Example: Find the area of the part of the surface $z-xy=\pi$ that lies within the cylinder $x^2+y^2=16$.
I'm having trouble visualising this problem. I was thinking of using the double integral equation for surface area on the equation $z-xy=\pi$ but I wasn't sure how to set up the bounds of the double integral and am not sure whether or not to convert to polar coordinates. How should I get started?
Thanks!
Best Answer
Yes, it seems this should be converted to polar coordinates. We have a circular area, so it makes sense.
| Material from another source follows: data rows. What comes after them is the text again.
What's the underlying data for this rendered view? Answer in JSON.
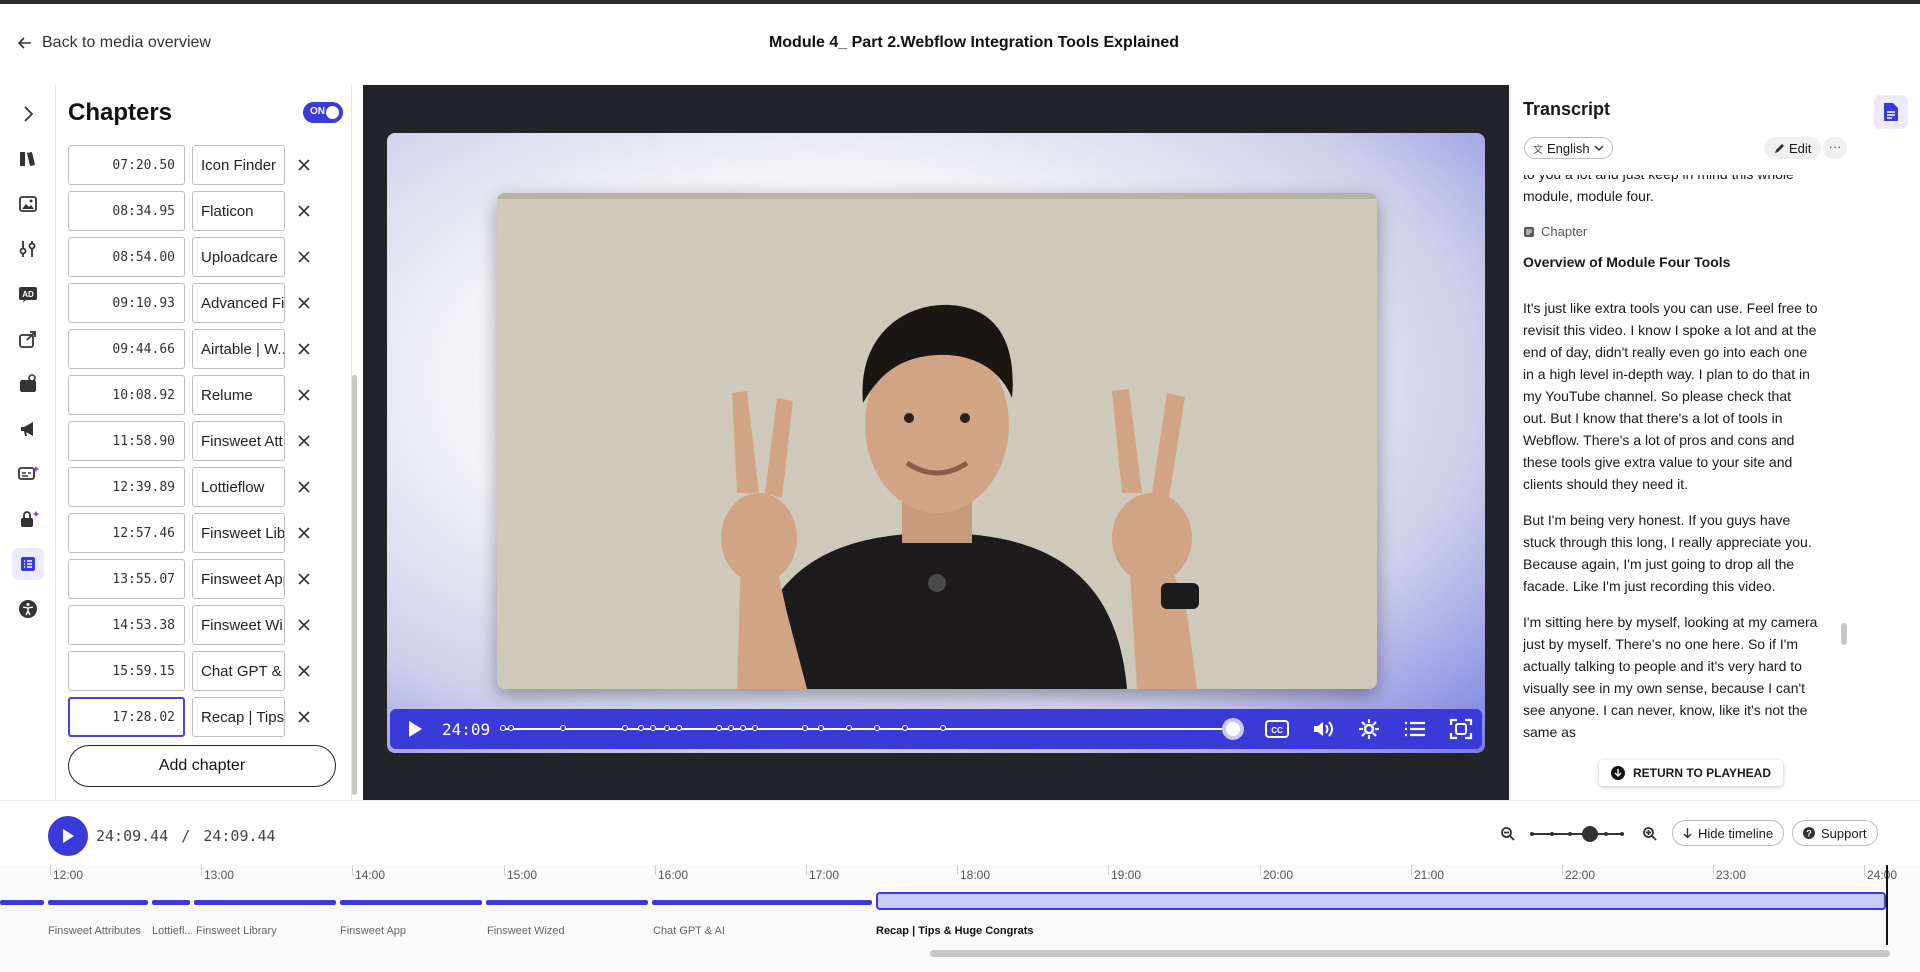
{
  "header": {
    "back_label": "Back to media overview",
    "title": "Module 4_ Part 2.Webflow Integration Tools Explained"
  },
  "chapters": {
    "title": "Chapters",
    "toggle_label": "ON",
    "add_label": "Add chapter",
    "items": [
      {
        "time": "07:20.50",
        "name": "Icon Finder"
      },
      {
        "time": "08:34.95",
        "name": "Flaticon"
      },
      {
        "time": "08:54.00",
        "name": "Uploadcare"
      },
      {
        "time": "09:10.93",
        "name": "Advanced Fi..."
      },
      {
        "time": "09:44.66",
        "name": "Airtable | W..."
      },
      {
        "time": "10:08.92",
        "name": "Relume"
      },
      {
        "time": "11:58.90",
        "name": "Finsweet Att..."
      },
      {
        "time": "12:39.89",
        "name": "Lottieflow"
      },
      {
        "time": "12:57.46",
        "name": "Finsweet Lib..."
      },
      {
        "time": "13:55.07",
        "name": "Finsweet App"
      },
      {
        "time": "14:53.38",
        "name": "Finsweet Wi..."
      },
      {
        "time": "15:59.15",
        "name": "Chat GPT & AI"
      },
      {
        "time": "17:28.02",
        "name": "Recap | Tips..."
      }
    ]
  },
  "player": {
    "current_time": "24:09"
  },
  "transcript": {
    "title": "Transcript",
    "language": "English",
    "edit_label": "Edit",
    "more_label": "···",
    "chapter_tag": "Chapter",
    "chapter_name": "Overview of Module Four Tools",
    "return_label": "RETURN TO PLAYHEAD",
    "paragraphs": [
      "to you a lot and just keep in mind this whole module, module four.",
      "It's just like extra tools you can use. Feel free to revisit this video. I know I spoke a lot and at the end of day, didn't really even go into each one in a high level in-depth way. I plan to do that in my YouTube channel. So please check that out. But I know that there's a lot of tools in Webflow. There's a lot of pros and cons and these tools give extra value to your site and clients should they need it.",
      "But I'm being very honest. If you guys have stuck through this long, I really appreciate you. Because again, I'm just going to drop all the facade. Like I'm just recording this video.",
      "I'm sitting here by myself, looking at my camera just by myself. There's no one here. So if I'm actually talking to people and it's very hard to visually see in my own sense, because I can't see anyone. I can never, know, like it's not the same as"
    ]
  },
  "bottom": {
    "time_current": "24:09.44",
    "time_sep": "/",
    "time_total": "24:09.44",
    "hide_timeline": "Hide timeline",
    "support": "Support"
  },
  "timeline": {
    "ticks": [
      "12:00",
      "13:00",
      "14:00",
      "15:00",
      "16:00",
      "17:00",
      "18:00",
      "19:00",
      "20:00",
      "21:00",
      "22:00",
      "23:00",
      "24:00"
    ],
    "segments": [
      {
        "label": "Finsweet Attributes"
      },
      {
        "label": "Lottiefl..."
      },
      {
        "label": "Finsweet Library"
      },
      {
        "label": "Finsweet App"
      },
      {
        "label": "Finsweet Wized"
      },
      {
        "label": "Chat GPT & AI"
      },
      {
        "label": "Recap | Tips & Huge Congrats"
      }
    ]
  },
  "colors": {
    "accent": "#3a3ad8",
    "accent_light": "#c9cbf7",
    "video_bg": "#23232a"
  }
}
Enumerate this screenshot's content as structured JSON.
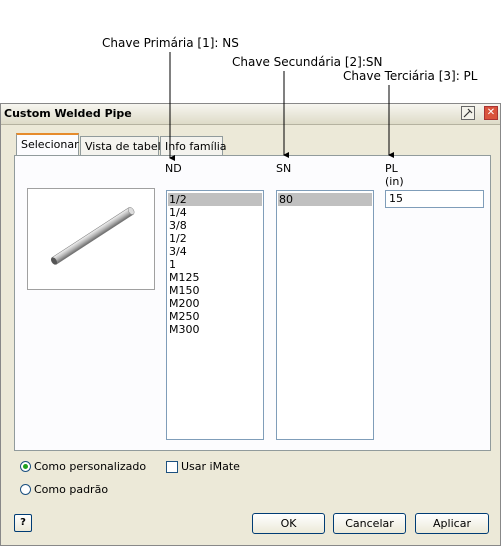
{
  "callouts": {
    "primary": "Chave Primária [1]: NS",
    "secondary": "Chave Secundária [2]:SN",
    "tertiary": "Chave Terciária [3]: PL"
  },
  "window": {
    "title": "Custom Welded Pipe",
    "pin_icon": "pin-icon",
    "close_icon": "close-icon"
  },
  "tabs": [
    {
      "label": "Selecionar",
      "active": true
    },
    {
      "label": "Vista de tabela",
      "active": false
    },
    {
      "label": "Info família",
      "active": false
    }
  ],
  "preview": {
    "icon": "pipe-preview-image"
  },
  "columns": {
    "nd": {
      "label": "ND",
      "items": [
        "1/2",
        "1/4",
        "3/8",
        "1/2",
        "3/4",
        "1",
        "M125",
        "M150",
        "M200",
        "M250",
        "M300"
      ],
      "selected_index": 0
    },
    "sn": {
      "label": "SN",
      "items": [
        "80"
      ],
      "selected_index": 0
    },
    "pl": {
      "label": "PL",
      "unit": "(in)",
      "value": "15"
    }
  },
  "options": {
    "radio_custom": {
      "label": "Como personalizado",
      "checked": true
    },
    "radio_standard": {
      "label": "Como padrão",
      "checked": false
    },
    "use_imate": {
      "label": "Usar iMate",
      "checked": false
    }
  },
  "buttons": {
    "help_icon": "help-icon",
    "ok": "OK",
    "cancel": "Cancelar",
    "apply": "Aplicar"
  }
}
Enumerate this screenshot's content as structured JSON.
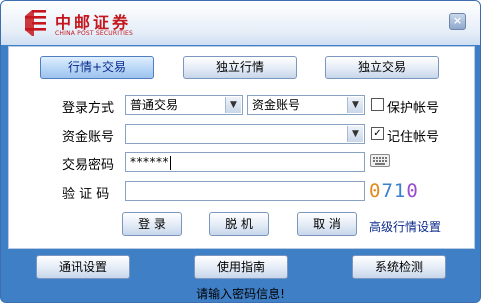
{
  "title": {
    "brand_cn": "中邮证券",
    "brand_en": "CHINA POST SECURITIES",
    "close_label": "×"
  },
  "mode_buttons": [
    {
      "label": "行情+交易",
      "selected": true
    },
    {
      "label": "独立行情",
      "selected": false
    },
    {
      "label": "独立交易",
      "selected": false
    }
  ],
  "form": {
    "login_method_label": "登录方式",
    "login_method_value": "普通交易",
    "account_type_value": "资金账号",
    "protect_account_label": "保护帐号",
    "protect_account_checked": false,
    "fund_account_label": "资金账号",
    "fund_account_value": "",
    "remember_account_label": "记住帐号",
    "remember_account_checked": true,
    "password_label": "交易密码",
    "password_value": "******",
    "captcha_label": "验 证 码",
    "captcha_input_value": "",
    "captcha_chars": [
      "0",
      "7",
      "1",
      "0"
    ]
  },
  "actions": {
    "login": "登 录",
    "offline": "脱 机",
    "cancel": "取 消",
    "advanced_link": "高级行情设置"
  },
  "footer_buttons": {
    "comm_settings": "通讯设置",
    "user_guide": "使用指南",
    "system_check": "系统检测"
  },
  "status_text": "请输入密码信息!",
  "colors": {
    "frame_blue": "#3f7fc6",
    "brand_red": "#c4161c",
    "link_blue": "#0b2a8c"
  }
}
The circle is at the origin with a radius of 4, so the bounds for $r$ are from $0$ to $4$. Then, because it's a complete circle, we integrate $\theta$ from $0$ to $2\pi$. Then, we have $z-xy=\pi$ that needs to be derived before being converted to polar coordinates:
$z=\pi+xy$
$z_x = y = r\sin(\theta), x_y = x = r\cos(\theta)$
Final integral: $\int_0^{2\pi} \int_0^4 \sqrt{1+(z_y)^2+(z_x)^2} = \int_0^{2\pi} \int_0^4 \sqrt{1+r^2\sin^2(\theta)+r^2\cos^2(\theta)}$
$=\int_0^{2\pi} \int_0^4 \sqrt{1+r^2} \ dr d\theta$
Now here's some really helpful advice. This integral is about to turn ugly. You will have to do a trig substitution: Let $r = \tan(\alpha)$. Then $dr = \sec^2(\alpha)$ and we have $$\int_0^{2\pi} d\theta \cdot \int_{r=0}^{r=4} \sec^3(\alpha) \ d\alpha$$.
Have fun, and good luck!